Scientology has been extremely effective at attacking its defectors, often destroying their credibility entirely, a policy that observers call "dead agenting." Some of the church’s highest-profile critics say they have been on the receiving end of this policy. In the past six years, Tory Christman claims, the church has spread lies about her on the Internet, filed suit against her for violating an injunction for picketing on church property and attempted to get her fired from her job. Rinder dismisses Christman as a "wacko" and says her allegations are "absolute bullshit."

When Christman split from the church, her husband and most of her friends — all of them Scientologists — refused to talk to her again. Apostates are not just discredited from the church; the are also excommunicated, isolated from their loved ones who, under Scientology rules, must sever or "disconnect" from them. Scientology defines those associated with Suppressive People as "Potential Trouble Sources," or PTS.
Rinder says disconnection is a policy of last resort. "The first step is always to try to handle the situation," he says. A "handling" generally refers to persuading a wayward member to return to the church in order to maintain contact with his family. The parent of someone who’s apostatized might call his child and ask him to "handle" a problem by essentially recanting. "They’ll ask them to make some amends, show they can be trusted … something to make up the damage," says Davis. Those amends might range from volunteering in a literacy program to taking a public advocacy role — campaigning against psychiatry, for example.

But some people, the officials admit, refuse to be handled. What happens to them? "Then I guess not believing in Scientology means more to them than not seeing their family," Davis says.

Excommunication is nothing new in organized religion. A number of sects have similar policies to Scientology’s: the Amish, the Mormon Fundamentalists, the Jehovah’s

Witnesses. All have a rationale. Scientology’s rationale is very simple: "We are protecting the good of the religion and all the parishioners," says Rinder.
"It’s for the good of the group," says Davis.

and...

During the time I was researching this piece, I received a number of e-mails from several of the Scientologists I had interviewed. Most were still technically members of the church in good standing; privately they had grown disillusioned and have spoken about their feelings for the first time in this article. All of the young people mentioned in this story, save Natalie, are considered by the church hierarchy to be Potential Trouble Sources. But many have begun to worry they will be declared Suppressive Persons.
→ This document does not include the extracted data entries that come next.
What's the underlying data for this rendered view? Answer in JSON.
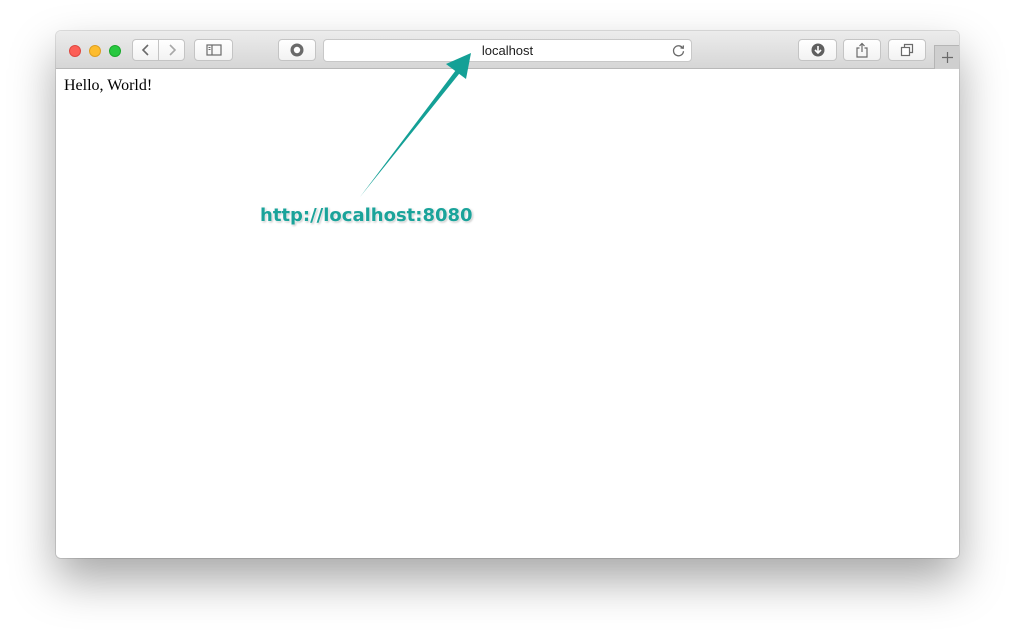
{
  "browser": {
    "address_text": "localhost",
    "new_tab_label": "+",
    "icons": {
      "back": "chevron-left-icon",
      "forward": "chevron-right-icon",
      "sidebar": "sidebar-icon",
      "extension": "circle-icon",
      "reload": "reload-icon",
      "downloads": "download-icon",
      "share": "share-icon",
      "tabs": "tabs-overview-icon"
    }
  },
  "page": {
    "body_text": "Hello, World!"
  },
  "annotation": {
    "label": "http://localhost:8080",
    "color": "#1aa39a"
  }
}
Their e-mails expressed their second thoughts and their fears.

"Please, let me know what you will be writing in the story," wrote one young woman. "I just want to make sure that people won’t be able to read it and figure out who I am. I know my mom will be reading."

"The church is a big, scary deal," wrote another. "My [initial] attitude was if this information could save just one person the money, heartache and mind-bending control, then all would be worth it. [But] I’m frightened of what could happen."
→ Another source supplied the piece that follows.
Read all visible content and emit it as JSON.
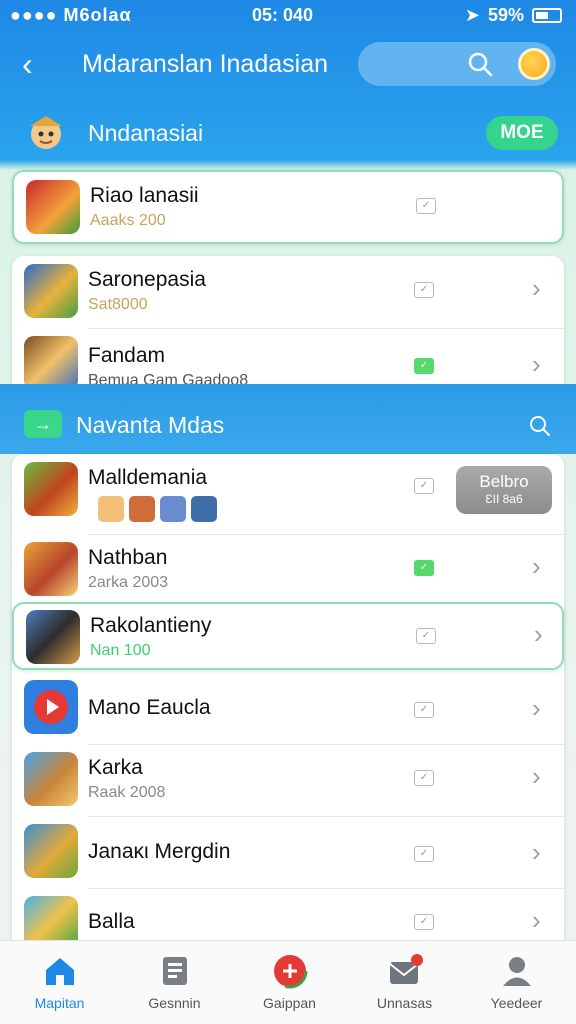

"I’m about two seconds away from losing my whole family, and if that story comes out with my stuff in it, I will," wrote a third. "I’m terrified. Please, please, please … if it’s not too late. . . help me keep my family."

One particularly frantic e-mail arrived shortly before this story was published. It came from a young Scientologist with whom I had corresponded several times in the course of three or four months. When we first met, she spoke passionately and angrily about the impact of the church on herself and those close to her.

"Please forgive me," she wrote. "The huge majority of things I told you were lies. Perhaps I don’t like Scientology. True. But what I do know is that I was born with the family I was born with, and I love them. Don’t ask me to tear down the foundation of their lives." Like almost every young person mentioned in this piece, this woman was given a pseudonym to protect her identity, and her family’s. But it wasn’t enough, she decided. "This is my life. … Accept what I tell you now for fact: I will not corroborate or back up a single thing I said.

"I’m so sorry," she concluded. "I hope you understand that everyone I love is terribly important to me, and I am willing to look beyond their beliefs in order to keep them around. I will explain in further detail, perhaps, some other day."

http://www.janetreitman.com/articles/inside-scientology/

Interesting article by Janet Reitman.